Vielleicht hat das Nein deshalb etwas Negatives an sich, weil es uns an die eigene Trotzphase oder die unserer Kinder erinnert, in der das Nein eine grosse Rolle spielte und mit viel Ärger verbunden war. Auch wenn wir heute wissen, dass diese Trotzphase in der Entwicklung des Kindes eine unverzichtbare Bedeutung hat, irgendwie bleibt an dem Nein etwas Unangenehmes hängen. Hinzu kommt auch noch, dass uns Leute auf den Wecker gehen, die ständig Nein sagen.
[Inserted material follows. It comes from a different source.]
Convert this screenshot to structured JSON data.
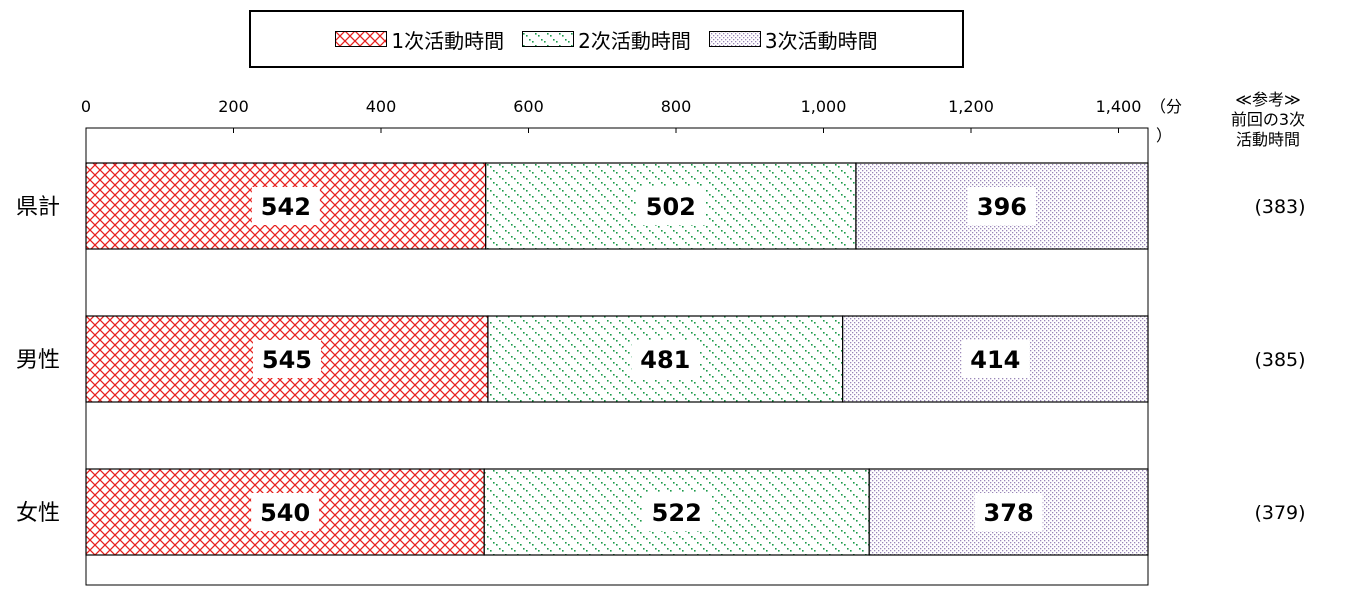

Menschen, die Ja sagen und möglichst rasch auf unsere Wünsche eingehen, sind uns viel lieber. So ist es gut nachvollziehbar, dass die beiden Wörter Ja und Nein ganz verschiedene Gefühle bei uns auslösen.

Trotzdem möchte ich jetzt dem Nein eine Bresche schlagen, weil es doch bedeutsamer ist, als man so gemeinhin annimmt. Mir wurde das zum ersten Mal bei einem meiner Lehrer klar, der behauptete: «Nicht das Ja-, sondern das Neinsagenkönnen mache einen Menschen weise.» Er begründete das auch ganz allgemein: «Weisheit und menschliche Reife bestehe darin, im richtigen Moment zur richtigen Sache im richtigen Masse, Nein sagen zu können.» Eine bedenkenswerte Aussage.

Zu meiner freudigen Überraschung bin ich kürzlich auf ein Zitat gestossen, dass nicht nur in dieselbe Richtung weist, sondern sie noch ergänzt. Es stammt von Nicolas Chamfort, einem Philosophen der Aufklärungszeit (gest. 1794), der sagte: «Die Fähigkeit, Nein zu sagen, ist der erste Schritt zur Freiheit.» Dieses Zitat gefällt mir noch mehr als dasjenige meines damaligen Lehrers. Denn, unter Freiheit kann ich mir mehr vorstellen als unter Weisheit. Oder anders gesagt: Freiheit ist mir erlebnismässig näher als Weisheit.

Vielleicht ist es nicht erstaunlich, dass wir schon als Kinder mit drei oder vier Jahren die Fähigkeit einüben konnten oder mussten, später einmal Entscheidungen für unsere Freiheit treffen zu können. Und das mit einem einfachen Nein.

«Irgendwie bleibt an dem Nein etwas Unangenehmes hängen.»